Dan Wellers and Larry Stolle

In just one year, self-driving cars have gone from the theoretical to the imminent. Major manufacturers are leaping into development. The U.S. Department of Transportation issued new rules in September giving the federal government broad oversight over vehicles operated by software rather than by humans. Discussion of the technology’s pros and cons has become a staple in publications as mainstream as the New York Times. But now that the first fatality has occurred, we need to take a closer look at the implications and challenges of autonomous vehicles.

At the moment, the focus is on self-driving versions of today’s automobiles. However, autonomous vehicles also include taxis, buses, delivery vans, long-haul trucks, and more. Any vehicle that meets the fundamental need to move passengers and/or cargo from point A to point B may soon include multiple exponential technologies – machine learning and artificial intelligence, sensors, drones, cybersecurity, and at some future point, super materials – that allow it to pilot itself under some, if not all, circumstances.

What’s driving how we’re driving?

Whether autonomous vehicles will hit the road is no longer a question; some of them already have, and others, like the autonomous trucks being developed by Otto, a startup recently acquired by Uber, are on their way. What we need to be asking now is when self-driving cars will change lanes from experiments and curiosities to the mainstream – and how long it will be before they dominate. These factors will heavily influence the answers:

Technological limits. So far, machines can’t duplicate the sophisticated, intricate choreography that human drivers perform every day. Nor can they correct for catastrophic human error. The Tesla in June’s fatality failed to “see” a white truck against a bright sky, but it wasn’t designed to operate without any human intervention. The driver failed to override it, reportedly because he was not only speeding, but distracted by watching a movie on the car’s dashboard video screen. While current technology can achieve something very near autonomy, the last few steps still promise to be a big leap, in part because we don’t yet know where to draw the line between requiring human intervention and forbidding it. That line will shift as we become more comfortable with the technology and as technology itself advances. Moreover, security will have to become a higher priority as vehicles become just another set of endpoints in the Internet of Things.

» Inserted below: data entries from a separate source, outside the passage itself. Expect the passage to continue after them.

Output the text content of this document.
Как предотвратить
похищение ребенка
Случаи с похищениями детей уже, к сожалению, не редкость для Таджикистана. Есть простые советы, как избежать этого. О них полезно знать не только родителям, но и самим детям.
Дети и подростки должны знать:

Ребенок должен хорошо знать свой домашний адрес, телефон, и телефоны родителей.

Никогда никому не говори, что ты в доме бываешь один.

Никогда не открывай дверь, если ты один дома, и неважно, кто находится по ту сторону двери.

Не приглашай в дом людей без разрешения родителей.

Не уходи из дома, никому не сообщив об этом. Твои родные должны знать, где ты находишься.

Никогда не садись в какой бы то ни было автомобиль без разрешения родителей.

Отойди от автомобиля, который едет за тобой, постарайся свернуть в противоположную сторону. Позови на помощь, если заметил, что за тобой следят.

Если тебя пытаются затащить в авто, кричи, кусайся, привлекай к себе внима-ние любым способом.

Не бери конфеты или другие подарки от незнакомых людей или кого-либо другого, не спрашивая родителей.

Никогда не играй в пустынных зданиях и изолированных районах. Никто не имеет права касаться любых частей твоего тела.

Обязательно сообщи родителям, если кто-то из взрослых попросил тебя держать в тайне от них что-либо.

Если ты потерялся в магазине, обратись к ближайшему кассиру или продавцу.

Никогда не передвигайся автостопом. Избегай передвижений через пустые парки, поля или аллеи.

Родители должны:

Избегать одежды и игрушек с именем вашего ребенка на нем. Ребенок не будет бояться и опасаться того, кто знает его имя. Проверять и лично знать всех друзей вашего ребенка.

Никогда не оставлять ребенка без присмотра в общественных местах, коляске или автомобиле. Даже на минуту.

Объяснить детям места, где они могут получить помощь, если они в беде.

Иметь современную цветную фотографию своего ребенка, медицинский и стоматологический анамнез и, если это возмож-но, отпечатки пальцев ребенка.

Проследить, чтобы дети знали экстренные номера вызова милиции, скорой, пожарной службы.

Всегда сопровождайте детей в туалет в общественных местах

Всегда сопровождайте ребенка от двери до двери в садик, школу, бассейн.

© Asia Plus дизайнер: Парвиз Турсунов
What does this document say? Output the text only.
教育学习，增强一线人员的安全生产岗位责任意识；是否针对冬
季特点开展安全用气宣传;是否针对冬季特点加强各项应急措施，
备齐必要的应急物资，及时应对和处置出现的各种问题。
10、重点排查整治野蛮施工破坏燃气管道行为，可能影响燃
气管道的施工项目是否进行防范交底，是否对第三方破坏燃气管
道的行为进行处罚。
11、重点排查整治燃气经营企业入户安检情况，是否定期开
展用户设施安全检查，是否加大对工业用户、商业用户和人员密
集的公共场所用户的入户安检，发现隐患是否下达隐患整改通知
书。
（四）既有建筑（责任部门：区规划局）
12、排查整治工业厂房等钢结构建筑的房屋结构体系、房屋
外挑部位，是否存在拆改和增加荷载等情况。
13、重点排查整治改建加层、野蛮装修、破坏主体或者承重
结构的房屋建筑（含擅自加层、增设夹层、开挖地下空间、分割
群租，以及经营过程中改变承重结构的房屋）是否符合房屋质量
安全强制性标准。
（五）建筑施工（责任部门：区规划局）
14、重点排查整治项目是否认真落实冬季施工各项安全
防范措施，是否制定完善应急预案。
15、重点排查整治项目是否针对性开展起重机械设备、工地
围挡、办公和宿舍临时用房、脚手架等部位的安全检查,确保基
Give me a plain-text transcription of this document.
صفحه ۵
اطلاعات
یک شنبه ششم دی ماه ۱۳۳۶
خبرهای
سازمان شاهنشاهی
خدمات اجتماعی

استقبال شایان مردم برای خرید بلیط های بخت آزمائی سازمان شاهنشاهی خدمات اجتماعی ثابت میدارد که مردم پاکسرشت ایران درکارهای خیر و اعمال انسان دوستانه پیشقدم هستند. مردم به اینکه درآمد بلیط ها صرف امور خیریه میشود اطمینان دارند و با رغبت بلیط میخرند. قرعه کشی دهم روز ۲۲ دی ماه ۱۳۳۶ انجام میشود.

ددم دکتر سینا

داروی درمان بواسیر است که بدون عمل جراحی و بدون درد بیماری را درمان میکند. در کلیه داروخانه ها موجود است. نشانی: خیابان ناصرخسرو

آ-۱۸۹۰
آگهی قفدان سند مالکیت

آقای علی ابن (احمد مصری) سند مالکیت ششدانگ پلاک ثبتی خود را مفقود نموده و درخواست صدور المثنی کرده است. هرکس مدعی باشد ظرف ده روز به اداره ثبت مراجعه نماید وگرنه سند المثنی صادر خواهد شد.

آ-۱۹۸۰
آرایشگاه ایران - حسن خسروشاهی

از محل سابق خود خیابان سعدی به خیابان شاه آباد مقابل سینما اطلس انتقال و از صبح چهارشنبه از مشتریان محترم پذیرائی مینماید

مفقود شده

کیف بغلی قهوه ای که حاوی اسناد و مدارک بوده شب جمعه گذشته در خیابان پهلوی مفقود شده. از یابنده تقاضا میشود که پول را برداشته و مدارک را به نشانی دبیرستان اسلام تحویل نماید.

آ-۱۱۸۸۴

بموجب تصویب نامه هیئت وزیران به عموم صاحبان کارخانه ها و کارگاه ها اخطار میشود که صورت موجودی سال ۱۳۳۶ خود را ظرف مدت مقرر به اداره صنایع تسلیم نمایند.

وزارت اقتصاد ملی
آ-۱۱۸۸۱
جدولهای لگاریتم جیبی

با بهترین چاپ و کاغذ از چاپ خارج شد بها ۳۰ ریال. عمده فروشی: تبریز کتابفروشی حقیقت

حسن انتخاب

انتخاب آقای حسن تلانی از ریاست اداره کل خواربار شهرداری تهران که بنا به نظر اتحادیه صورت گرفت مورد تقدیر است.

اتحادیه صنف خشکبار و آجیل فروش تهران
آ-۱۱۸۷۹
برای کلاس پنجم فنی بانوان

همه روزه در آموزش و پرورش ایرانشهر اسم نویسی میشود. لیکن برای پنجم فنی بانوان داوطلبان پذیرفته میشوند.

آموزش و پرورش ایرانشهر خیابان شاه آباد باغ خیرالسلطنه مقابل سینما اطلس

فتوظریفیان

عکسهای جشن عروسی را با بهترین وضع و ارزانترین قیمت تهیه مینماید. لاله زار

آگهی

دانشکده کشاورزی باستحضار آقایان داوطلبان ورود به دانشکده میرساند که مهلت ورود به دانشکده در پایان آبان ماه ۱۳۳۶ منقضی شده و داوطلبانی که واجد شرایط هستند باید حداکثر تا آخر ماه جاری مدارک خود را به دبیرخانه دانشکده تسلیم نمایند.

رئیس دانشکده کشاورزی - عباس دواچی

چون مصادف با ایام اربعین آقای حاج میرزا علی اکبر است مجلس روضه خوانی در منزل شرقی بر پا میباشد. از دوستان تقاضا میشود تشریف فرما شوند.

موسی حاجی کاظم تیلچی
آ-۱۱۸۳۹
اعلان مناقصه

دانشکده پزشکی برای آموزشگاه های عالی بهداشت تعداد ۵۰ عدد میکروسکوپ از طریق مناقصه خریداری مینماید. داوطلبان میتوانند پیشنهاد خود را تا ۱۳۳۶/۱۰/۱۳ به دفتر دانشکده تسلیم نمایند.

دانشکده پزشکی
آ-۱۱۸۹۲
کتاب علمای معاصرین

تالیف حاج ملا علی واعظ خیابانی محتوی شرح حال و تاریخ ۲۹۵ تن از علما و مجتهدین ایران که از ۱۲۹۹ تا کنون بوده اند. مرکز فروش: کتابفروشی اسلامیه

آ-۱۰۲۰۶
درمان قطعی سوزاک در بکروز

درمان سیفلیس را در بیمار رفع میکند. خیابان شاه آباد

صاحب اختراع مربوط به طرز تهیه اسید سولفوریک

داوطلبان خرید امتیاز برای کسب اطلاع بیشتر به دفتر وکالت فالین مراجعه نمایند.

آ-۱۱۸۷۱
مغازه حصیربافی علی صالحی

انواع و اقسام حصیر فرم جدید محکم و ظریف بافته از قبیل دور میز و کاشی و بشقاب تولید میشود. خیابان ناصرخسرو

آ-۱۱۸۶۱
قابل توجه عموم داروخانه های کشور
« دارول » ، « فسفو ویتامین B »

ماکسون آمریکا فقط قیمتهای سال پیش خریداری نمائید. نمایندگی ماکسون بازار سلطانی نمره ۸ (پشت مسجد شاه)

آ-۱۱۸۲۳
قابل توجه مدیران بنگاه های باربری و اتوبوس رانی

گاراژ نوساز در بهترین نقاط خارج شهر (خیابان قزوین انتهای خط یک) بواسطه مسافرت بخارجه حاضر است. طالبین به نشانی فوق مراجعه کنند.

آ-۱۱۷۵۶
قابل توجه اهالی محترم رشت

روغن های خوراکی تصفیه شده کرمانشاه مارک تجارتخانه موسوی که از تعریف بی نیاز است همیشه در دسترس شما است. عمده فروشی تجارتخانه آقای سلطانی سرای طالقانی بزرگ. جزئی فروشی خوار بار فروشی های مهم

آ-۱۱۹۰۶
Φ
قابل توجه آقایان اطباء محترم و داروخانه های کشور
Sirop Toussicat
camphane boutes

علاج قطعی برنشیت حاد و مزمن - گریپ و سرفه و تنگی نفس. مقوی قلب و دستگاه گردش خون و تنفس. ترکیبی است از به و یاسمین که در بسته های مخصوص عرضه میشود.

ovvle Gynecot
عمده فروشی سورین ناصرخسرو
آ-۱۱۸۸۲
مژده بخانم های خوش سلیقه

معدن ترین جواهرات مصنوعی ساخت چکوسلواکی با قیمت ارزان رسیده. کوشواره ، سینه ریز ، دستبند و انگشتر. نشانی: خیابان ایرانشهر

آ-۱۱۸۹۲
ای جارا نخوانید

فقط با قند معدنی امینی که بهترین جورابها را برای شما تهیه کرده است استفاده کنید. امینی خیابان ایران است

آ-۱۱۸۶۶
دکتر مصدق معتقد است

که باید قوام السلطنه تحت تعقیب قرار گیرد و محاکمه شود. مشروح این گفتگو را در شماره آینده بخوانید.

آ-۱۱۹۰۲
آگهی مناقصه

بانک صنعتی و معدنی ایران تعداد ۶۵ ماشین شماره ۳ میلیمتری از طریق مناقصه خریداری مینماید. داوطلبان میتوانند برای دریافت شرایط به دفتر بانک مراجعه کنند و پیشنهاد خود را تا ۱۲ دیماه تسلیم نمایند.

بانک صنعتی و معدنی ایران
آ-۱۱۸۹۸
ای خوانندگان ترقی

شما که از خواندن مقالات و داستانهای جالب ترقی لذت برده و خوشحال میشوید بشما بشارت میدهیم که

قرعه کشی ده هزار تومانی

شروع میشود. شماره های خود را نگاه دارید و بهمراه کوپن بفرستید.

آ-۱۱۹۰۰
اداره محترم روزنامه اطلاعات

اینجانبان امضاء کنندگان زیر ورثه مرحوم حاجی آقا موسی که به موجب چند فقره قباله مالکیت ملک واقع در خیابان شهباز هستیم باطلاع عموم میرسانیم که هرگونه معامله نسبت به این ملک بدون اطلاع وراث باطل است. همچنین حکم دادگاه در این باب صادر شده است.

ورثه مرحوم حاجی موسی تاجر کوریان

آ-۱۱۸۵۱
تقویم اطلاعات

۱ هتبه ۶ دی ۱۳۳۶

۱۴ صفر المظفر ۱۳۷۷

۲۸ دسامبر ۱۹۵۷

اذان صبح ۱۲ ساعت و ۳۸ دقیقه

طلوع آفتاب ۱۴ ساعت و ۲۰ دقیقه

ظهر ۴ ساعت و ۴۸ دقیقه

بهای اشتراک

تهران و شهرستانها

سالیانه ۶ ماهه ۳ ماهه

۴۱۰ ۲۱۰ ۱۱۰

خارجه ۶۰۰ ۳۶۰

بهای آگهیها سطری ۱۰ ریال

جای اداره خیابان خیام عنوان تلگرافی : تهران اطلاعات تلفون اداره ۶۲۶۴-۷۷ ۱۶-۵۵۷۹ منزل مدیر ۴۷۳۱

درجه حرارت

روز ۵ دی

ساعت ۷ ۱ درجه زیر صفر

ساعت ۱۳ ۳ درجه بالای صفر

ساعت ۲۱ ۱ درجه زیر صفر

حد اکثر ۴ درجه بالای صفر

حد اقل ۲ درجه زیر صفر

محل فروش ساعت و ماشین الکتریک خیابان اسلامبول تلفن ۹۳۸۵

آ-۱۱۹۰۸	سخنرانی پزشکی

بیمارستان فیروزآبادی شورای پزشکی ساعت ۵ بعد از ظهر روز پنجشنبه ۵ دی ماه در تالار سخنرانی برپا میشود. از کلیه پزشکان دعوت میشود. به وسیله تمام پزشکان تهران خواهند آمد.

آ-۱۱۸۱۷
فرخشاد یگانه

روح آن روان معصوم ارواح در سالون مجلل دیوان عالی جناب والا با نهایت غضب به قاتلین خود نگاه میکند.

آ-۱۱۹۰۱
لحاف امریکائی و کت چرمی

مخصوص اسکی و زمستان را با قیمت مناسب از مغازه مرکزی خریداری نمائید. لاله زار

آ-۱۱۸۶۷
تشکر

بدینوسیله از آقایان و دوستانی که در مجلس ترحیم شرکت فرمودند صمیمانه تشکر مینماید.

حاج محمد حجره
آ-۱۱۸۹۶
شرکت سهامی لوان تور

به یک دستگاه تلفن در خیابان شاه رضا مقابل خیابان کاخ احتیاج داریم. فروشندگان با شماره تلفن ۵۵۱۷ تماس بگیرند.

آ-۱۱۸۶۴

The so-called “Trolley Problem.” The technological limits of self-driving vehicles are inextricably entwined with this iconic thought exercise, which asks whether it’s better to do nothing and let a runaway trolley hit five people on its track, or to actively participate in killing a single person standing on another track by pulling the lever that diverts the trolley. Self-driving vehicles will force us to confront similar ethical issues, and soon. They will have to learn what to do when a collision is unavoidable, but what will we teach them about whose safety to prioritize? Children over the elderly? Pedestrians over other drivers? The people in the vehicle over everyone else? Or should we simply instruct them to minimize injuries and deaths, even if their own passengers end up among the casualties?

Infrastructure limits. Current infrastructure is made for vehicles with human drivers. It’s going to need an overhaul if we hope to achieve the efficiency autonomous vehicles promise us. Our current infrastructure is crumbling in some areas and will need to be adapted in the short term to carry higher volumes of traffic. Traffic lights, signals, and signage may have to be enhanced (perhaps with their own sensors and beacons) so autonomous vehicles can detect them even in the brightest sunlight. Parking spaces and parking structures will need retooling to make it possible for cars to come and go as they’re summoned and allow payment when no human is present to feed a meter. On a positive note, if mass adoption of driverless vehicles reduces both the number of vehicles and the between-vehicle spacing that’s needed for safe operation, we could finally redesign roads to take up less space and free up real estate for more attractive purposes.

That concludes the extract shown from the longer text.